Telstra has dismissed suggestions that it should advise its own wholesale customers when a copper or HFC line it leases to them is to be temporarily cut by NBN fibre crews in order to connect a home to the National Broadband Network.
Almost two months after the competition watchdog first raised concerns over the controversial 'pull through' method for NBN cabling, there is still little clarity on how it will work and where key responsibilities lie.
Pull through sees NBN contractors sever a home's existing communications cable. One end of the old cable is tied to the new NBN fibre cable, and contractors literally haul it up through the old conduit to the house.
ISPs generally consent to the 'pull through' method being used but want to be given notice by Telstra, NBN Co or the NBN contractor of exactly when the old line is to be cut — so they can manage the fixed line service interruption with their retail customer.
Telstra will be given an hour's notice of an NBN contractors' intention to sever a cable for 'pull through', but does not believe it should pass on that notification to the ISP that provides retail services on the affected line.
"The limited notice which Telstra can give (less than an hour) is unlikely to be of much practical value to the current wholesale customer in managing any service interruption," Telstra said in a submission. (pdf)
Despite having an hour's notice of decisions to cut into its cables, Telstra argues it "has little, if any, control" and an "extremely limited" role to play in communicating that information to the provider of retail services on that line.

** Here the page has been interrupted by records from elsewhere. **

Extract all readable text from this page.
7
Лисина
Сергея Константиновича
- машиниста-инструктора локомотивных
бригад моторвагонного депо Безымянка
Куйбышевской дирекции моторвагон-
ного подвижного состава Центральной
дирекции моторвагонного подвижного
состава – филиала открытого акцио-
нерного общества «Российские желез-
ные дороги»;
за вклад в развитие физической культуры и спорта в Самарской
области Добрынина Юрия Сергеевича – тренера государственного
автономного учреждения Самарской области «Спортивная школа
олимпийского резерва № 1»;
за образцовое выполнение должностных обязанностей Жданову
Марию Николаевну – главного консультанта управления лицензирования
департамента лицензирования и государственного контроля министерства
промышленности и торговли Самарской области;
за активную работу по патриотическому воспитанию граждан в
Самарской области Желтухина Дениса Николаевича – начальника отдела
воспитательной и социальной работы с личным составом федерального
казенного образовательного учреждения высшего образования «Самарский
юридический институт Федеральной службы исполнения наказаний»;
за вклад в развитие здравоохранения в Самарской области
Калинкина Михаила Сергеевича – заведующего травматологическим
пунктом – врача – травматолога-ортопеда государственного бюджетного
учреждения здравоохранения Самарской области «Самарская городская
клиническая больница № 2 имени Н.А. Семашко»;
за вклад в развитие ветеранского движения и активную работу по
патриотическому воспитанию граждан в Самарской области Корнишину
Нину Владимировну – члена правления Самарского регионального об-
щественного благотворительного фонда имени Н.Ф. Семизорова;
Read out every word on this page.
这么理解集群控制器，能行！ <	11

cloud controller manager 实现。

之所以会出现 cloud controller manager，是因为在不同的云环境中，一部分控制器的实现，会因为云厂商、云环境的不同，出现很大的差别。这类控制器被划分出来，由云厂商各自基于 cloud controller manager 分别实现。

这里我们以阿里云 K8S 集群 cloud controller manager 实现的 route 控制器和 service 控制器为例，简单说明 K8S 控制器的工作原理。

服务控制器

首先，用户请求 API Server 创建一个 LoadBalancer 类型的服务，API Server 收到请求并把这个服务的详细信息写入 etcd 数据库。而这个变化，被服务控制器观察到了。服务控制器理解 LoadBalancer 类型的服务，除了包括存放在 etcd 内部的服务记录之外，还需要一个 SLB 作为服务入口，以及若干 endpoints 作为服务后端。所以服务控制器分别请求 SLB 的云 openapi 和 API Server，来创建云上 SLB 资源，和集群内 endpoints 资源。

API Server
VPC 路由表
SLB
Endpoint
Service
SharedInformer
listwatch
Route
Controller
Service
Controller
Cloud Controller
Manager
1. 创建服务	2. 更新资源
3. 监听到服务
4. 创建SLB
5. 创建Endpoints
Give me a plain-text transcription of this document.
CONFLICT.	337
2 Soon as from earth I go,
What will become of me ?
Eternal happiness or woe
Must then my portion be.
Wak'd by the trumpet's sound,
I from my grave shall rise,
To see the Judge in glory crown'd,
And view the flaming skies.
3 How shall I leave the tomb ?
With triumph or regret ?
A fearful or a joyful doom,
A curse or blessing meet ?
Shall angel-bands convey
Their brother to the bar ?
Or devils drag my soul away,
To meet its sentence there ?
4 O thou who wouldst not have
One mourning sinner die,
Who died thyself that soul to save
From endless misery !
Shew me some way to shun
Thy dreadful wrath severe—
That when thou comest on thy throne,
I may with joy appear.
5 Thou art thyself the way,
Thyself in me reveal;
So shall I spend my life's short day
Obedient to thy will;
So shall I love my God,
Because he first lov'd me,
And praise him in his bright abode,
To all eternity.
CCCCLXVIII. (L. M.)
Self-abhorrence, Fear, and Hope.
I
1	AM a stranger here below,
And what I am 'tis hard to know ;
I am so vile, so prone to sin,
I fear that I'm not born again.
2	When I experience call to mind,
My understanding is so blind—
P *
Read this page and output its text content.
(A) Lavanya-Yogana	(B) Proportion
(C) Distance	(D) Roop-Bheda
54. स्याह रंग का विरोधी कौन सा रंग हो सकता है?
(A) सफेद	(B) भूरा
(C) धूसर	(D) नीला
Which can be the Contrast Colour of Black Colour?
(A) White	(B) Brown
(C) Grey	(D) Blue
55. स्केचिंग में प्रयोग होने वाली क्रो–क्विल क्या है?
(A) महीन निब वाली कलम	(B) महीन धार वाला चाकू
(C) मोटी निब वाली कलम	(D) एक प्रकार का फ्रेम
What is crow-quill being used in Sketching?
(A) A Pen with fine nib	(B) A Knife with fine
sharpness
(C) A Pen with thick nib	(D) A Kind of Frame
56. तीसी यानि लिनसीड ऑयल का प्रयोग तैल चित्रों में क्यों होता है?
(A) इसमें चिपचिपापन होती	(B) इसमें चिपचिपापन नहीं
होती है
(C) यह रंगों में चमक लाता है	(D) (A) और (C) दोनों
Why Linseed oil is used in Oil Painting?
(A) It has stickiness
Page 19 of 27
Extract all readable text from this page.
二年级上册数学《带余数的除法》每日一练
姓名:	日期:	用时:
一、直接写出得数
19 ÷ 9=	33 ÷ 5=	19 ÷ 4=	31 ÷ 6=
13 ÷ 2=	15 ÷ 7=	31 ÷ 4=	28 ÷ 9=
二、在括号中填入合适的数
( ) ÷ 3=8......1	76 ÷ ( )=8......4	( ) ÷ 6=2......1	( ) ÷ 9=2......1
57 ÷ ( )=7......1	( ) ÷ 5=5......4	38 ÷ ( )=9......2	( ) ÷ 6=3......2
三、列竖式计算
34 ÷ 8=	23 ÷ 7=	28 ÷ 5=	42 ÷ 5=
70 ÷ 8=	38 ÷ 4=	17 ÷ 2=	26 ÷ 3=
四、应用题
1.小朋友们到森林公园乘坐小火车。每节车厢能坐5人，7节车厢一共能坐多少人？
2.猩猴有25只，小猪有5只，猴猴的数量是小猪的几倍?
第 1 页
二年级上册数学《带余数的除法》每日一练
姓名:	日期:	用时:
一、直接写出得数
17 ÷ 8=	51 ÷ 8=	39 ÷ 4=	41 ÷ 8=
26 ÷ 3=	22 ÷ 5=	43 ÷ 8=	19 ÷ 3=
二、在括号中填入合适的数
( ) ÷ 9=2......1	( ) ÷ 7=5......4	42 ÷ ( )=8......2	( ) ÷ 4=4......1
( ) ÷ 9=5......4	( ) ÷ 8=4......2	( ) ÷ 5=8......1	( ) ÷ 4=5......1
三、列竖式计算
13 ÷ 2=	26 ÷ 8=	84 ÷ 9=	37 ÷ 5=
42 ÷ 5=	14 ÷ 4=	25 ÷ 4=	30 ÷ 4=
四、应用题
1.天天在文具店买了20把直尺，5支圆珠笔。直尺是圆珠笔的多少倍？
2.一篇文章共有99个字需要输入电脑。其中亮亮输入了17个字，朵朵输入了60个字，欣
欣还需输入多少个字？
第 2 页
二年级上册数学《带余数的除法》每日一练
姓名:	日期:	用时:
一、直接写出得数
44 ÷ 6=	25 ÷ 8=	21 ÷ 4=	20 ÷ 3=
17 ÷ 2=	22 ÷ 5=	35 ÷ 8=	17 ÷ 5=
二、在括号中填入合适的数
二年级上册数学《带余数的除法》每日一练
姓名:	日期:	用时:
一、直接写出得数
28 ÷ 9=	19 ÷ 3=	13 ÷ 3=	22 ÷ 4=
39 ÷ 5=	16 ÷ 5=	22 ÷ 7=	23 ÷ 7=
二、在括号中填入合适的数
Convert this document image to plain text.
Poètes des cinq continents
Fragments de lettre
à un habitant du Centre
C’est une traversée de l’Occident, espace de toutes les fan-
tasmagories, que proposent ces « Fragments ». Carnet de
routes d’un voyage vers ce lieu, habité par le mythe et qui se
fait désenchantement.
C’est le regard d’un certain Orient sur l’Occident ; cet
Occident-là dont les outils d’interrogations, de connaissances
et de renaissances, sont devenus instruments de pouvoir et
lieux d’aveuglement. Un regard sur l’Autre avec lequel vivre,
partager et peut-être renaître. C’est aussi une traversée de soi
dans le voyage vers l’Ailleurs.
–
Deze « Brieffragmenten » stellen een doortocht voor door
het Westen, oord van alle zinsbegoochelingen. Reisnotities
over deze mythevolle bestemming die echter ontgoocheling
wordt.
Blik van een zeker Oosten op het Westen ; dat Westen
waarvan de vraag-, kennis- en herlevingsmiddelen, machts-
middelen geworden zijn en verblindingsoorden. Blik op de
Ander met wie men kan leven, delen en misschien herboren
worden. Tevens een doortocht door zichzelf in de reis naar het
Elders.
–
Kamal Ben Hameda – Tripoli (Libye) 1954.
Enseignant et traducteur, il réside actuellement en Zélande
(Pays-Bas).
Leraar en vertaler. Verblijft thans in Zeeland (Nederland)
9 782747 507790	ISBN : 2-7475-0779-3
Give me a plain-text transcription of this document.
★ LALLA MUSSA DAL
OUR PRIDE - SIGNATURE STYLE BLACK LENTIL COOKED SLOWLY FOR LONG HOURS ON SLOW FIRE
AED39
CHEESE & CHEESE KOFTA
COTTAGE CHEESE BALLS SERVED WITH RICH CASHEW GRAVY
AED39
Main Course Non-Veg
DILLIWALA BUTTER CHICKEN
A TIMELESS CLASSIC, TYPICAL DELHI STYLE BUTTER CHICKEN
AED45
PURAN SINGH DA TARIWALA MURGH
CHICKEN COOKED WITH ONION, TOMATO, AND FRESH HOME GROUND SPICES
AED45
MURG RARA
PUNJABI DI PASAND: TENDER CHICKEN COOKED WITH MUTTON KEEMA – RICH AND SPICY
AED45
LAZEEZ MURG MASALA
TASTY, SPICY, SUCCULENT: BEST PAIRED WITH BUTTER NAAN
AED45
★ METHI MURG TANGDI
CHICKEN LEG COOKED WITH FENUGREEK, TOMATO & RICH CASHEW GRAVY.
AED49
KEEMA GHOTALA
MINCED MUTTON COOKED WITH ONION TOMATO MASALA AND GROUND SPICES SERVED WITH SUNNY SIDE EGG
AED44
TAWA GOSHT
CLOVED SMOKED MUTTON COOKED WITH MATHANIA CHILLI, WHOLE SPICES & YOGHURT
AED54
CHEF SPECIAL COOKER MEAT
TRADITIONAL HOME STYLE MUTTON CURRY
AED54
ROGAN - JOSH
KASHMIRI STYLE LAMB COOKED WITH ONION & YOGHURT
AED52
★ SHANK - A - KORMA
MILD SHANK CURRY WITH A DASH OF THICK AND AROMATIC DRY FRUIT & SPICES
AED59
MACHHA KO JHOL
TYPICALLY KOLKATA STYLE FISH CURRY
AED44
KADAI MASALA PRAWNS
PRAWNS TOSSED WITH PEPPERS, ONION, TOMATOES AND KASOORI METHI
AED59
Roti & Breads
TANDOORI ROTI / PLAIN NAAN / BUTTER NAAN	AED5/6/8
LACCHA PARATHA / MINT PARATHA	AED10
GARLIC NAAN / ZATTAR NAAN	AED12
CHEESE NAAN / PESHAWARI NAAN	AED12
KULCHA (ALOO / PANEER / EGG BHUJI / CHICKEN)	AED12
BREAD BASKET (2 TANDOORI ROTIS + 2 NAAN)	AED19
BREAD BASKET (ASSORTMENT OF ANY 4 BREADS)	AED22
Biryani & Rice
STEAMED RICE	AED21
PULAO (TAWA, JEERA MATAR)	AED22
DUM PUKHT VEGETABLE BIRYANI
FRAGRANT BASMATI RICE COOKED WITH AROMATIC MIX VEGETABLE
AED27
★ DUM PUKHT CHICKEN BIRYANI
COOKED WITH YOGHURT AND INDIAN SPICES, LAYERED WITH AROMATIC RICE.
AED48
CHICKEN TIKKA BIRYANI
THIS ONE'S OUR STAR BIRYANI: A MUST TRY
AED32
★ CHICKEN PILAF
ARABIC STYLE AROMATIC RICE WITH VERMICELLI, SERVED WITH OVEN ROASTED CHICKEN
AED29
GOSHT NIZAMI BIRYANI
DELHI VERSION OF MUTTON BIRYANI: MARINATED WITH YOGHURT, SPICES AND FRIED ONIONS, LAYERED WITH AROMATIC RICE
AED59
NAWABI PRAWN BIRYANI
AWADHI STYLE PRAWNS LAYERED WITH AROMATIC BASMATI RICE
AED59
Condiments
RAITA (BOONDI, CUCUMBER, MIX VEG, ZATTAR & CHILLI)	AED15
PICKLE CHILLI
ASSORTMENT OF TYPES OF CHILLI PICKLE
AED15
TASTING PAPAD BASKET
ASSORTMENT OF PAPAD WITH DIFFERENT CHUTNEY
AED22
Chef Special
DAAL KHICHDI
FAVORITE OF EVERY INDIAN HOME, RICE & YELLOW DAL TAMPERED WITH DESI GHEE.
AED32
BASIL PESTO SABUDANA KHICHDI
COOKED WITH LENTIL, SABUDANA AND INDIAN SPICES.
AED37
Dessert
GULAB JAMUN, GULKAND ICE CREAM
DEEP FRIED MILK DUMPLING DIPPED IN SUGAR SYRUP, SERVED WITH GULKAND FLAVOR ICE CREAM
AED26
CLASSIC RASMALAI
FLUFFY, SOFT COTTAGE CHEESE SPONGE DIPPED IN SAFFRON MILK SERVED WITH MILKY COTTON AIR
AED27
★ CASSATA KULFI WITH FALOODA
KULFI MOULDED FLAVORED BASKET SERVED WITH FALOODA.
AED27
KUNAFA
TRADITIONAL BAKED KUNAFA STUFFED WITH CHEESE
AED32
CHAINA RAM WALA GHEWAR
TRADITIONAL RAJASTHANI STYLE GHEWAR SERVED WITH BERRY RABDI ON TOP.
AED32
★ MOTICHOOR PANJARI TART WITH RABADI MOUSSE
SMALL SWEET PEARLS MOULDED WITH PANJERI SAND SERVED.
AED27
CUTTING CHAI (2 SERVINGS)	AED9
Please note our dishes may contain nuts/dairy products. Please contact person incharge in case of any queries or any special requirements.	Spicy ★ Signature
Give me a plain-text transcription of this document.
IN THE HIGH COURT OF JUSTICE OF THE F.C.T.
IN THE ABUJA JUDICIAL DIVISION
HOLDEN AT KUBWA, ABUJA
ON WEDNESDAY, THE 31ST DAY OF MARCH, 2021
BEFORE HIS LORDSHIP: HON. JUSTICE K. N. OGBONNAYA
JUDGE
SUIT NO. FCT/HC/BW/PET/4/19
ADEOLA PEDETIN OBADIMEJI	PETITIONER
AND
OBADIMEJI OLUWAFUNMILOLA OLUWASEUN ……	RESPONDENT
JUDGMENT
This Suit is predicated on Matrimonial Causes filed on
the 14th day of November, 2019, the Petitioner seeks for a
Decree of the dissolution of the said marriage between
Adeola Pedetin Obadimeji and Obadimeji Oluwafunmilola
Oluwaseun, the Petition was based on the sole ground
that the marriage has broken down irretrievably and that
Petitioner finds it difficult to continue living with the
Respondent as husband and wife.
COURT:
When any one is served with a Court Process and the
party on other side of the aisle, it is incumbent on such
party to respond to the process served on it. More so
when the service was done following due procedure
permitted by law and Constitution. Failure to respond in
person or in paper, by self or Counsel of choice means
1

"Pull through is a process that is conducted in a practical sense by NBN Co and not by Telstra," the carrier said.
"Telstra has no control over when or how pull through processes are undertaken in respect of wholesale customers' copper services."
Telstra argues ISPs have plenty of time to make alternative arrangements for internet and phone services for end users in case existing connections are switched off for pull through.
Effectively, those arrangements can be made from the time an NBN order is lodged, Telstra argues. ISPs should put such arrangements in place pre-emptively, in case they are required, though the ISP may never know if pull through will occur for that end customer.
Telstra is attempting to play down a much more integral role that the ACCC sees the carrier as having.
"Telstra will have an important role to play as an intermediary between its wholesale customers and NBN Co and its contractors," the ACCC wrote in a consultation paper in December last year. (pdf)
"That said, at this stage there is a lack of clarity regarding the precise nature of the roles and responsibilities that all parties will take on in the end-to-end pull through process, or the extent to which all parties will in fact cooperate to ensure that pull through is undertaken in an appropriate manner".
Telstra said it "expects that NBN Co may consult with the relevant end user ... prior to conducting pull through".
ISPs seem unconcerned with who notifies them of a pull through attempt, as long as someone does.
Something ISPs are keen to see altered is who is liable when pull through goes awry. ISPs that generally agree to pull through being used for their customers must sign a "deed poll" that effectively makes them liable for a process that they have little direct control over.
"The draft Deed Poll includes a number of clauses that release NBN Co and Telstra from liability from any loss or claim relating to the operation or lack of operation of the existing copper services that may arise from pull through," the ACCC noted in December.
While NBN Co will install a temporary cable if pull through doesn't result in a usable service, the ACCC noted that no one seemed to be responsible if the temporary cable failed.
Optus has branded the waivers as "neither reasonable nor acceptable".
"A critical concern is that whilst wholesale customers will have no visibility of or control over the pull through process, nevertheless they are expected to assume almost all liability for the process," Optus said in its submission. (pdf)
Optus believes a deed poll is the wrong format to collect consent and outline liability.
"It should be set out by means of a three party agreement between NBN Co, Telstra and the wholesale customer," Optus argued.
"The responsibilities of each party should be clearly stated with all relevant parties being accountable for their part of the process."